Антоновские яблоки. Жизнь Арсеньева - Иван Алексеевич Бунин
– Да что ж, я уж балакала с Тихоном Ильичом об этом деле. Дай Бог ему доброго здоровья, это он хорошо придумал.
– Хорошо? – изумился Кузьма.
Молодая посмотрела на него и покачала головою:
– Да как же не хорошо-то? Чудны вы, ей-богу, Кузьма Ильич! Денег сулит, свадьбу берет на себя… Опять же не вдовца какого-нибудь придумал, а малого молодого, без порока… не гнилого, не пьяницу…
– А лодыря, драчуна, дурака набитого, – прибавил Кузьма.
Молодая потупила глаза, помолчала. Вздохнула и, повернувшись, пошла к двери.
– Да как знаете, – сказала она с дрожью в голосе. – Дело ваше… Отговаривайте… Бог с вами.
Кузьма широко раскрыл глаза и крикнул:
– Стой, да ты с ума сошла! Разве я тебе зла желаю?
Молодая обернулась и остановилась.
– А разве не зла? – горячо и грубо заговорила она, краснея и блестя глазами. – Куда ж, по-вашему, мне деваться? Век чужие пороги обивать? Чужую корку глодать? Бездомной побирушкой шататься? Ай вдовца, старика искать? Мало я слез-то поглотала?
И голос ее сорвался. Она заплакала и вышла. Вечером Кузьма убедил ее, что он и не думал расстраивать дела, и она наконец поверила, ласково и застенчиво усмехнулась.
– Ну, спасибо вам, – сказала она тем милым тоном, каким говорила с Иванушкой.
Но и тут на ресницах ее задрожали слезы – и опять развел руками Кузьма.
– А теперь-то ты о чем? – сказал он.
И Молодая тихо ответила:
– Да авось и Дениска не радость…
Кошель привез с почты газету почти за полтора месяца. Дни стояли темные, туманные, и Кузьма с утра до вечера читал, сидя у окна. И, кончив, ошеломив себя числом новых «террористических актов» и казней, оцепенел. Косо неслась белая крупа, падая на черную нищую деревушку, на ухабистые, грязные дороги, на конский навоз, лед и воду; сумеречный туман скрывал поля…

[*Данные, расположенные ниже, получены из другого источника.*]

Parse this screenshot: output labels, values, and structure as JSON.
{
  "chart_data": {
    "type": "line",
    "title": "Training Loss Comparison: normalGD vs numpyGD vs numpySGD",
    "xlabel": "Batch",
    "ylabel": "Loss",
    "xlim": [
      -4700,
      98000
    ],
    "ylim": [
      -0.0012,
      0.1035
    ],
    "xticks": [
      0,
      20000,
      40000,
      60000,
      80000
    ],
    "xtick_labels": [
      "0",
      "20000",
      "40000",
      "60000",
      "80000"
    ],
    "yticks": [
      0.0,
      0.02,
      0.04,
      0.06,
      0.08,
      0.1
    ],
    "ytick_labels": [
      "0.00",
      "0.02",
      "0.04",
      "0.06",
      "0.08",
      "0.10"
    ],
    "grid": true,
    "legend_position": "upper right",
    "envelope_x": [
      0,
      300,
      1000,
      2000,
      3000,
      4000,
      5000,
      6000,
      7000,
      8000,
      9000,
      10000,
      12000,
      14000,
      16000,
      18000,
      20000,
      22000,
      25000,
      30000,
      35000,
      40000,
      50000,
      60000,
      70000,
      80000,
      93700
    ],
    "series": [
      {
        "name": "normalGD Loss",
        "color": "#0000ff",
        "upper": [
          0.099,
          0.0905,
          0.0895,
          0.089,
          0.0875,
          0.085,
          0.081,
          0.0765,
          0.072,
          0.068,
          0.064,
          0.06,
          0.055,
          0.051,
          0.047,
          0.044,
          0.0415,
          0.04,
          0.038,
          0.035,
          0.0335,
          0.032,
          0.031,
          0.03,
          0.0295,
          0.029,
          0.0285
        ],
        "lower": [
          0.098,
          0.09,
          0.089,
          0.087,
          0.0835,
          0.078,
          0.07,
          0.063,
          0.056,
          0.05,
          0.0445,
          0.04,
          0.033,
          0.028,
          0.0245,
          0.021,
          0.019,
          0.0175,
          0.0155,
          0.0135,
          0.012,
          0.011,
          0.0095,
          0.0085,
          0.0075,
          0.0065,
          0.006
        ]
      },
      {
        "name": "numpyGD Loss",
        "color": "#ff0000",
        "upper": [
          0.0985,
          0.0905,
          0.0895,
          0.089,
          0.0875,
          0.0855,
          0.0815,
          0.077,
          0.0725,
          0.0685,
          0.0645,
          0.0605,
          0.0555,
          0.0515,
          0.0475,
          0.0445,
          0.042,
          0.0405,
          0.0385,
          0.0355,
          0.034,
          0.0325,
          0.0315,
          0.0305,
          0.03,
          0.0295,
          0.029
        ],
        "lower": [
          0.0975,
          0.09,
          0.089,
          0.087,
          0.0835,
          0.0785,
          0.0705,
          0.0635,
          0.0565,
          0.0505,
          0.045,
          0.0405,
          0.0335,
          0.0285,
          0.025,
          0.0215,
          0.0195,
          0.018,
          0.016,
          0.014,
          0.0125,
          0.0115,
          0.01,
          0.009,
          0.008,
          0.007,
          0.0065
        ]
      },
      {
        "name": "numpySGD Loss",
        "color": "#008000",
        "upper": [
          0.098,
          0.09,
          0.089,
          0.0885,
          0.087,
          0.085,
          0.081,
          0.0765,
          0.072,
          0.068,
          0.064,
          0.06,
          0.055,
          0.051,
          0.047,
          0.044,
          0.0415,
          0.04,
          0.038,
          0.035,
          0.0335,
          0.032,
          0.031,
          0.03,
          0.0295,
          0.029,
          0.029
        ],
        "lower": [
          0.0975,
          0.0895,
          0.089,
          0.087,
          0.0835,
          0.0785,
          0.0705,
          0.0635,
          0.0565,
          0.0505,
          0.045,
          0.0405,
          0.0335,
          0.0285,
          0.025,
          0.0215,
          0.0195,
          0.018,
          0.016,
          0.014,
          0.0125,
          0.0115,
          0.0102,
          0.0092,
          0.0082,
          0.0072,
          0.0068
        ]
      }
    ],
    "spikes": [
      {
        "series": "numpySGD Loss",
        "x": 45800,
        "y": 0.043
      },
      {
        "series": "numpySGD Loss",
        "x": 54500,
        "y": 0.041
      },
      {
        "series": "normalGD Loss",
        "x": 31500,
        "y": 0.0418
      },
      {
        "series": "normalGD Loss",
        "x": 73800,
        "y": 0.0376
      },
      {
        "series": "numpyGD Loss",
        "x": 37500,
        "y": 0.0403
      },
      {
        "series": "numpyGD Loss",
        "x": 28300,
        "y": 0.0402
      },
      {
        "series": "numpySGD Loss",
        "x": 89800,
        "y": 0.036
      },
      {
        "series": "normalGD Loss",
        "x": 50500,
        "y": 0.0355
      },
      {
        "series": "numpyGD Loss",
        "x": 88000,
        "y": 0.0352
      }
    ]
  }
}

– Авдотья! – крикнул Кузьма, поднимаясь с места. – Скажи Кошелю – лошадь в козырьки запречь!
Тихон Ильич был дома. Он сидел за самоваром, в одной ситцевой косоворотке, смуглый, с белой бородой, с насупленными серыми бровями, большой и сильный, и заваривал чай.
– А, братуша! – приветливо воскликнул он, не раздвигая бровей. – Вылез на свет божий? Смотри, не рано ли?
– Уж очень соскучился, брат, – ответил Кузьма, целуясь с ним.
– Ну а соскучился, давай греться и балакать…
Расспросив друг друга, нет ли новостей, стали молча пить чай, потом закурили.
– Очень ты похудел, братуша! – сказал Тихон Ильич, затягиваясь и исподлобья глядя на Кузьму.
– Похудеешь, – ответил Кузьма тихо. – Ты не читаешь газет?
Тихон Ильич усмехнулся:
– Брехню-то эту? Нет, Бог милует.
– Сколько казней, если бы ты знал!
– Казней? Поделом… Ты не слыхал, что под Ельцом-то было? На хуторе братьев Быковых?.. Помнишь небось – картавые-то?.. Сидят эти Быковы, не хуже нас с тобою, этак вечерком, играют в шашки… Вдруг – что такое? Топот на крыльце, крик: «Отворяй!» И не успели, братец ты мой, эти самые Быковы глазом моргнуть – вваливается ихний работник, мужичишка на манер Серого, а за ним – два архаровца какие-то, золоторотцы, короче сказать… И все с ломами. Подняли ломы да как заорут: «Руки уверх, мать вашу так!» Быковы, конечно, перепугались не на живот, а на смерть, вскочили, кричат: «Да что такое?» А мужичишка свое: уверх да уверх!
И Тихон Ильич сумрачно улыбнулся и, задумавшись, смолк.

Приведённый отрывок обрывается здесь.